Law School Capitalize when referring to Northwestern but lowercase if referring to law schools in general or another law school.

legal clinic See Bluhm Legal Clinic

months PRESS RELEASES: When used with a specific date, abbreviate Jan., Feb., Aug., Sept., Oct., Nov., and Dec. Spell out when using alone, or with a year alone. When phrase uses month, day, and year, set off year with commas: January 2004; Jan. 5; May 15, 2005, is the convocation date. PUBLICATIONS: Spell out the month. (See dates)

Northwestern University School of Law Use in official press releases or upon first reference; use Northwestern Law or Law School on second reference. Never use NU.

NU Do not use, spell out Northwestern University

numbers Spell out numbers less than 10. (see percentages)

over vs. more than "Over" is used to indicate location; use "more than" when referring to amounts, time, etc.: He jumped over the log; There are more than 10 students in the class.
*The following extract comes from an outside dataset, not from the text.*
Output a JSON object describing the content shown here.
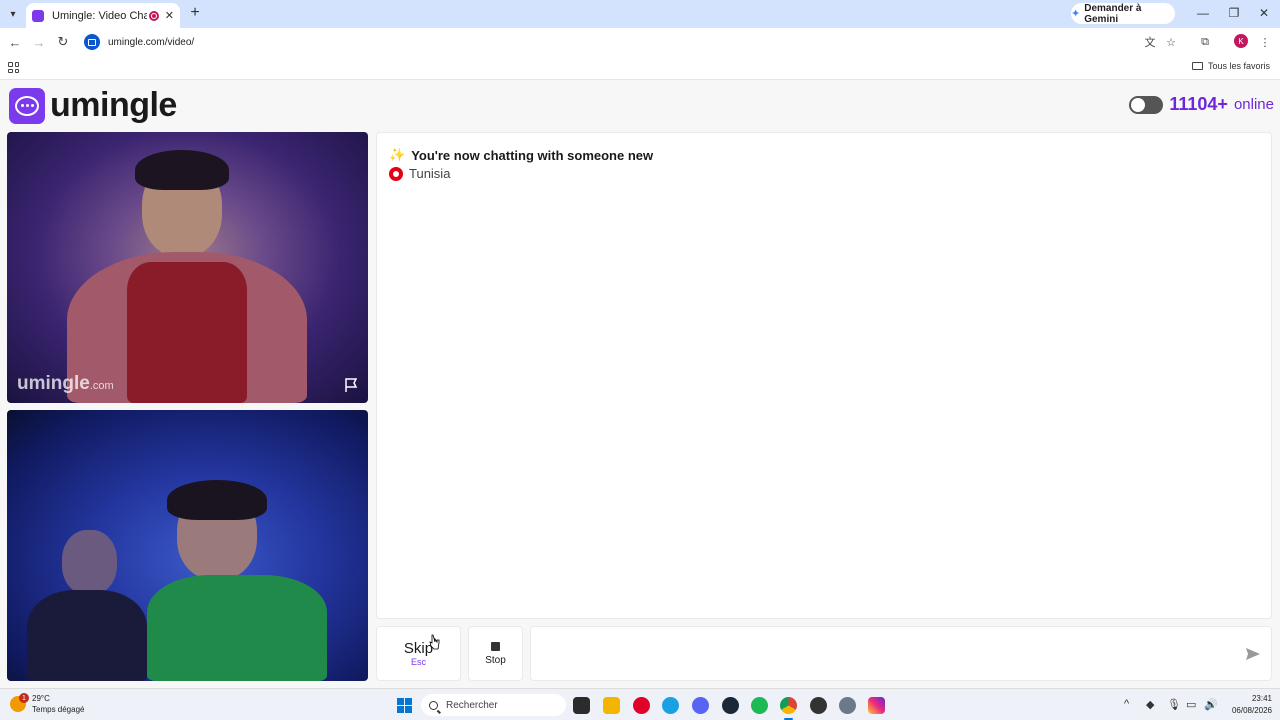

percent Spell out, do not use symbol "%"

percentage Use numerals, don't spell out unless the first word of a sentence: He is late 50 percent of the time; Five percent of the class is female.
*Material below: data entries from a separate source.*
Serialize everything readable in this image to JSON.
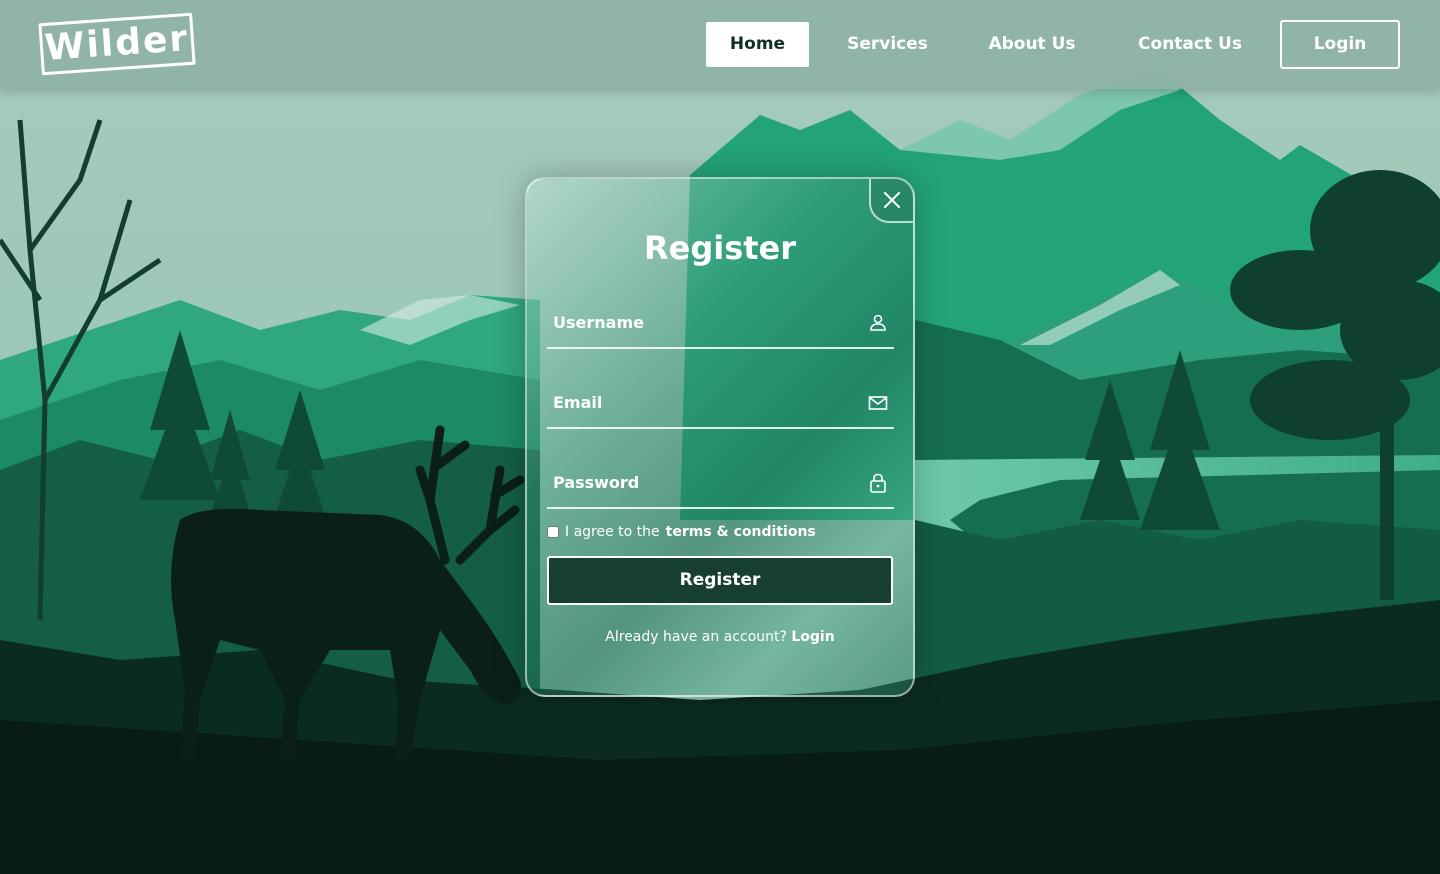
{
  "header": {
    "logo_text": "Wilder",
    "nav": [
      {
        "label": "Home",
        "active": true
      },
      {
        "label": "Services"
      },
      {
        "label": "About Us"
      },
      {
        "label": "Contact Us"
      },
      {
        "label": "Login"
      }
    ]
  },
  "modal": {
    "title": "Register",
    "close_icon": "close-icon",
    "fields": {
      "username": {
        "label": "Username",
        "icon": "user-icon"
      },
      "email": {
        "label": "Email",
        "icon": "mail-icon"
      },
      "password": {
        "label": "Password",
        "icon": "lock-icon"
      }
    },
    "agree": {
      "prefix": "I agree to the",
      "link": "terms & conditions",
      "checked": false
    },
    "register_button": "Register",
    "footer": {
      "text": "Already have an account?",
      "link": "Login"
    }
  },
  "colors": {
    "accent": "#173f31",
    "sky": "#9cc6b8",
    "mountain": "#1f9a72",
    "forest": "#0e3a2c",
    "ground": "#061c14"
  }
}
periods Only one space follows periods

prefixes hyphens See CMS 7.9, #3 (page 306). According to CMS, it should be "posttrial" but we don't like that, so leave it "post-trial". (Also don't like coauthor because of three vowels together, so use co-author).

proper names as possessives See CMS (15th ed.) 7.17, page 281, so it should be Evans's

semesters Lowercase "spring" and "fall"

Tax Program Not Graduate Tax Program

titles of books, law reviews, magazines Should be italicized (different treatment than AP style); if regular text is italicized, then these titles are in roman (normal) type

Off-site links Any links to pages not on the Northwestern Law site (including main University pages) should open in a new browser window. To do this, click on link name and select "blank" in the dropdown menu under "Target" in the Properties toolbox.

pro bono No hyphen

Center on Negotiation and Mediation Not Negotiations

titles CMS (15th ed.) rule 8.23, on page 318, "titles used in apposition": When title is used before a personal name, not as part of the name but as a descriptive tag (often with the), lowercase: the clinic director Tom Geraghty; Illinois governor Pat Quinn.

Lowercase and spell out titles when not used with personal name: The dean made an announcement. Capitalize title when used directly before a name.

U.S. vs. United States Use U.S. only as an adjective; use United States as a noun: U.S. Supreme Court; He is from the United States.